Zum Schreiben des Bürgermeisters der Stadtgemeinde Gänserndorf vom 14. Juli 2015
(betreffend Subventionen für das Kalenderjahr 2015) wird mitgeteilt, dass die darin
angeführten Rechtsansicht der NÖ Landesregierung gegenüber dem Bürgermeister
bekannt gegeben wurde und kein Anlass besteht, von der mitgeteilten Rechtsansicht
abzugehen.
Allfällige weitere Meinungsverschiedenheiten zwischen der Freien Bürgerliste Gänserndorf
und der Stadtgemeinde Gänserndorf als die Subvention gewährende Körperschaft im
Hinblick auf die Gewährung einer Subvention wären als zivilrechtliche Angelegenheit von
den zur Ausübung der Gerichtsbarkeit in bürgerlichen Rechtssachen berufenen Gerichten
zu klären (§ 1 Jurisdiktionsnorm, RGBl.

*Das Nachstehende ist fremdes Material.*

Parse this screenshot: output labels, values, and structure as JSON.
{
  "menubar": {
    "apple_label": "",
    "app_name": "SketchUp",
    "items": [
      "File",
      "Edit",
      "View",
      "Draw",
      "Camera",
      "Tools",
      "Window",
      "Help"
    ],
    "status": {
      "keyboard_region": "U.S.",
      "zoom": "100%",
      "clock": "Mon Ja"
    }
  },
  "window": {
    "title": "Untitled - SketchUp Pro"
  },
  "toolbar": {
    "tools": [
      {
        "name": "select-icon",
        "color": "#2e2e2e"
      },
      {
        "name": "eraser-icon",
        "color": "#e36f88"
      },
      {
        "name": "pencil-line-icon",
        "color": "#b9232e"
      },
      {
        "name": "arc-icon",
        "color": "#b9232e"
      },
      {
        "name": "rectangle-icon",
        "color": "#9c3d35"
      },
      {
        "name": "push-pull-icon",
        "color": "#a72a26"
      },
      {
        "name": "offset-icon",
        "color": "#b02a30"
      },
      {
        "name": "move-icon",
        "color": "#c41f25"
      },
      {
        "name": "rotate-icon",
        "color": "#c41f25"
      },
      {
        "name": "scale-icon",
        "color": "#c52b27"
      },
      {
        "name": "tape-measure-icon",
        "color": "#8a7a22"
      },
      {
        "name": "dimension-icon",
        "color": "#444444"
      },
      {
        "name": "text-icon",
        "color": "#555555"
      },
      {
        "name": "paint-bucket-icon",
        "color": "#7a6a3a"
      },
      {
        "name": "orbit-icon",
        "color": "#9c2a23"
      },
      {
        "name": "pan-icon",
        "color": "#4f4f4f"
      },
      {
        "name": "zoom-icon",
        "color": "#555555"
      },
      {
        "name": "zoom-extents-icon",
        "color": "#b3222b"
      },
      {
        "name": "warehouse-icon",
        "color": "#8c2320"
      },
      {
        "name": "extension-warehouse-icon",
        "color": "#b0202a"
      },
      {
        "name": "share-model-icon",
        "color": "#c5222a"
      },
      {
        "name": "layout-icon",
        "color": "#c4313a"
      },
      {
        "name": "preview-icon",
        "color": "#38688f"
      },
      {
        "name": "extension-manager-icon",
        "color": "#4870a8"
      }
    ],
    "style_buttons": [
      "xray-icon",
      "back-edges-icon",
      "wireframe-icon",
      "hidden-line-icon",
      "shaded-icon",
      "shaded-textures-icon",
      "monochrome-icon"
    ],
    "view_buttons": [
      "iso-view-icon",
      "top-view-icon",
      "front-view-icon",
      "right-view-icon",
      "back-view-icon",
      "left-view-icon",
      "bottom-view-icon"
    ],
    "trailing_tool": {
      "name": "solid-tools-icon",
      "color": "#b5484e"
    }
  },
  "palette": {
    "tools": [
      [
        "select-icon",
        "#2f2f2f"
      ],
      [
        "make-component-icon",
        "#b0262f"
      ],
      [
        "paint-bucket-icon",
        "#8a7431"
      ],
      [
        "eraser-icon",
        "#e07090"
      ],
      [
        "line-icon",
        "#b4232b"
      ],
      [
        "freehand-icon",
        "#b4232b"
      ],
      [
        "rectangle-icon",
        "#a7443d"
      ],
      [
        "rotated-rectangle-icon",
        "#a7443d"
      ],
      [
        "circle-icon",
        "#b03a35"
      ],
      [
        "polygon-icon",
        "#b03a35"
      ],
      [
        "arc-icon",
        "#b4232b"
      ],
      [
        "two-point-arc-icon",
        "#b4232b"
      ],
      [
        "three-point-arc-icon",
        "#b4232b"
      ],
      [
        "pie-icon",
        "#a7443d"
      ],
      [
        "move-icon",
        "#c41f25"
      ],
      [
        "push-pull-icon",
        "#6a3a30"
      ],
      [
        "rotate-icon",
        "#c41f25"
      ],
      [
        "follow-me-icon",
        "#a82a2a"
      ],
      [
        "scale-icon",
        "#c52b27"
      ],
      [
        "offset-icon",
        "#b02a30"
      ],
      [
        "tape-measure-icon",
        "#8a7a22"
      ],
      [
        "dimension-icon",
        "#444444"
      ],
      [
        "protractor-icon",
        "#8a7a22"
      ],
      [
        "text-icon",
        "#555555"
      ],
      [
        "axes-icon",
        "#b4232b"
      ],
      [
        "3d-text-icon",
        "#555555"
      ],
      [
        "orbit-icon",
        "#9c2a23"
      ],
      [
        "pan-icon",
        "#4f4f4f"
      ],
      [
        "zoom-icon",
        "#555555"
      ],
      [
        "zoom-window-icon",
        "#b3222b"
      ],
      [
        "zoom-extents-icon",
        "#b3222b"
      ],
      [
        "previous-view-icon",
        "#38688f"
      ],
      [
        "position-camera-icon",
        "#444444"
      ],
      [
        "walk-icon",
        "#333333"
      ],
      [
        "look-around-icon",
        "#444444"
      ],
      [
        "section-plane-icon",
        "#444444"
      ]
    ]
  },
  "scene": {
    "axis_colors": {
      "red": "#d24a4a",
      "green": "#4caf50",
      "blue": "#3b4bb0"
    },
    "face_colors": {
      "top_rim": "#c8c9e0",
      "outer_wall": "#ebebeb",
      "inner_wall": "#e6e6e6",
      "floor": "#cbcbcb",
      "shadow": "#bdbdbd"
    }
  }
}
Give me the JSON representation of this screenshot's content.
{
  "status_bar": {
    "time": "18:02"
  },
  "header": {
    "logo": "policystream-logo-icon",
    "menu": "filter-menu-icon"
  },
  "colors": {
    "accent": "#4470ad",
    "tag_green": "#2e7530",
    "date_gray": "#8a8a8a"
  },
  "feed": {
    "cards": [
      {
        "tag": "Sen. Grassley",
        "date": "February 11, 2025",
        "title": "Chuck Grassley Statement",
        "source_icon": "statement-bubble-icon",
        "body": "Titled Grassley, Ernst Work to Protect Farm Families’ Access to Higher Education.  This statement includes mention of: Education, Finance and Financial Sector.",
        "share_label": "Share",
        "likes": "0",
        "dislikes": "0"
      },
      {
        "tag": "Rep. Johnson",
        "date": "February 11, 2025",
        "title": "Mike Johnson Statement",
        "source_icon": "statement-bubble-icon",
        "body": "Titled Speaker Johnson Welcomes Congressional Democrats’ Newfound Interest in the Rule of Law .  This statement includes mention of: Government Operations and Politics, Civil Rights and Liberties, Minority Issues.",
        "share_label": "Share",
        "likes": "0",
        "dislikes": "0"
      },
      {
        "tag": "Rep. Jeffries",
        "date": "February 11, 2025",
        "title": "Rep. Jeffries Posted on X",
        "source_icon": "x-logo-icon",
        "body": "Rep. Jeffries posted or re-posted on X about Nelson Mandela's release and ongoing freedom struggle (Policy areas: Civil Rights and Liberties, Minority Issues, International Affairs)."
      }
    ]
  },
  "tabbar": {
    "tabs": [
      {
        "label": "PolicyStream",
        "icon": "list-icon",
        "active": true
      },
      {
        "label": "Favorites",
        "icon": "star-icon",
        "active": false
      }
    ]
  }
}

Nr. 111/1895 idF BGBl. I Nr. 87/2015). Eine
Zuständigkeit der NÖ Landesregierung als Aufsichtsbehörde besteht nicht.
Der Inhalt dieser Erledigung wird der Stadtgemeinde Gänserndorf mit gesondertem
Schreiben kommuniziert.
Mit freundlichen Grüßen
NÖ Landesregierung
Im Auftrag
Dr. S t u r m
Abteilungsleiterin
Dieses Schriftstück wurde amtssigniert.